Tabletop role-playing game supplement

The Dungeons & Dragons Adventure Game is the name of two companion accessories to the second and third editions of the Dungeons & Dragons fantasy role-playing game. Designed as simpler, stand-alone versions of Dungeons & Dragons, they feature a simplified ruleset, but with character progression that parallels the standard game. However, for 3rd-level characters and higher, the standard Player's Handbook is still required. The first version was published in 1999 for the second edition of Advanced Dungeons & Dragons, while the second version was published in 2000 for the third edition of Dungeons & Dragons.

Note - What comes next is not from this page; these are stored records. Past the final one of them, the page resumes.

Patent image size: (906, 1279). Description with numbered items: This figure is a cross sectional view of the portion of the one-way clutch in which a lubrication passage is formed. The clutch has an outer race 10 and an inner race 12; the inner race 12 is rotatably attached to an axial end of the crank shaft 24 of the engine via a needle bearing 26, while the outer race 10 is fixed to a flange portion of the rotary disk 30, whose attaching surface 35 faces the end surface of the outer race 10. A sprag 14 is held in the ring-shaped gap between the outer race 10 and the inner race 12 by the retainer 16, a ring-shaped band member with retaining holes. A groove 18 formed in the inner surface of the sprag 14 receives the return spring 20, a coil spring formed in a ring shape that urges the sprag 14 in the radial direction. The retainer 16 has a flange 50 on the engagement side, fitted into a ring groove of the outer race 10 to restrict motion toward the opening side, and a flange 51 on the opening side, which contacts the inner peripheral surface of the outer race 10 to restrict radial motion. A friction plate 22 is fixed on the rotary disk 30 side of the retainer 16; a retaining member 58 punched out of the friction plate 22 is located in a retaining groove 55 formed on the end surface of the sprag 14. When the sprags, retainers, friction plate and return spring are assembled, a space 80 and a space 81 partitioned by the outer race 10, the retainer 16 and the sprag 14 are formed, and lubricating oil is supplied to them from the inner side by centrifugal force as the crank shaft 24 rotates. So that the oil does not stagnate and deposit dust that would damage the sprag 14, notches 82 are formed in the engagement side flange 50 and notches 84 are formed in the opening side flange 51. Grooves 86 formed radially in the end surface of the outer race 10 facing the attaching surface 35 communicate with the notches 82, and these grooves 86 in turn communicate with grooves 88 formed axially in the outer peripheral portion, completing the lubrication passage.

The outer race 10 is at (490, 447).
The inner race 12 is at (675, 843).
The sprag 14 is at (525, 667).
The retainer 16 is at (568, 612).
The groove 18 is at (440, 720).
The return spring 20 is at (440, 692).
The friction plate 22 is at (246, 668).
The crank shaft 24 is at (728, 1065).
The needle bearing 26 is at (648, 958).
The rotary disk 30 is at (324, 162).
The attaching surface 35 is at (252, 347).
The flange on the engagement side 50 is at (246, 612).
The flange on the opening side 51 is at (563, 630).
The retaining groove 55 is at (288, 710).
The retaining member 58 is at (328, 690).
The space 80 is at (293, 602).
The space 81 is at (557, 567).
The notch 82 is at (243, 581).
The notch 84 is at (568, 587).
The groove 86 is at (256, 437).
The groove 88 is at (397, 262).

==Advanced Dungeons & Dragons 2nd edition==

This version is intended as an introduction to Advanced Dungeons & Dragons with streamlined rules. The boxed set contains six dice, a dice bag, a gamemaster's screen, a rulebook, a book of pregenerated characters, and a book of adventures.

This version of Dungeons & Dragons Adventure Game was written by Bill Slavicsek.

It was reviewed by the online version of Pyramid on May 21, 1999.The reviewer commented that this was both a cheaper and "lite" version of the rules, and that with TSR's recent efforts, like Wrath of the Minotaur and Eye of the Wyvern, this boxed set "continues to show how things should be done". The reviewer also commented that in most cases, "the rules are enough to get the game started", but found one confusing area involving a reference stating that a character dies when the character's wounds exceed his or her hit point total, but another area says that the optional -10 hit point rule from AD&D standard is enforced.

==Dungeons & Dragons 3rd edition==

The Dungeons & Dragons Adventure Game for the third edition of Dungeons & Dragons is a boxed set containing a 32-page Rule Book, a 48-page Adventure Book, 32 reference pages, a map, two pages of counters, a set of six dice, and a sheet titled "Read This First".

This version of Dungeons & Dragons Adventure Game was designed by Jonathan Tweet, Jason Carl, Andy Collins and David Noonan. It was published in August 2000.

The Dungeons & Dragons Adventure Game was reviewed by the online version of Pyramid on August 18, 2000. The reviewer commented that the Dungeons & Dragons Adventure Game "isn't a game that inspires me to heights of giddy delight, or sparks a raging inferno within me. No, it just is." The reviewer added: "The game itself is high quality. The character sheets are full color (though you'll need to cut the double-page spreads apart yourself); the counters are in color and double-sided (though not made of the sturdiest stock); and the dice, while not the ultra-snazzy glitter/marble/speckled sorts, are a grand evolution from the dice made of Pez with crayon kits included with the early "Basic" sets. The booklets, while black and white, are well-formatted and easy to read."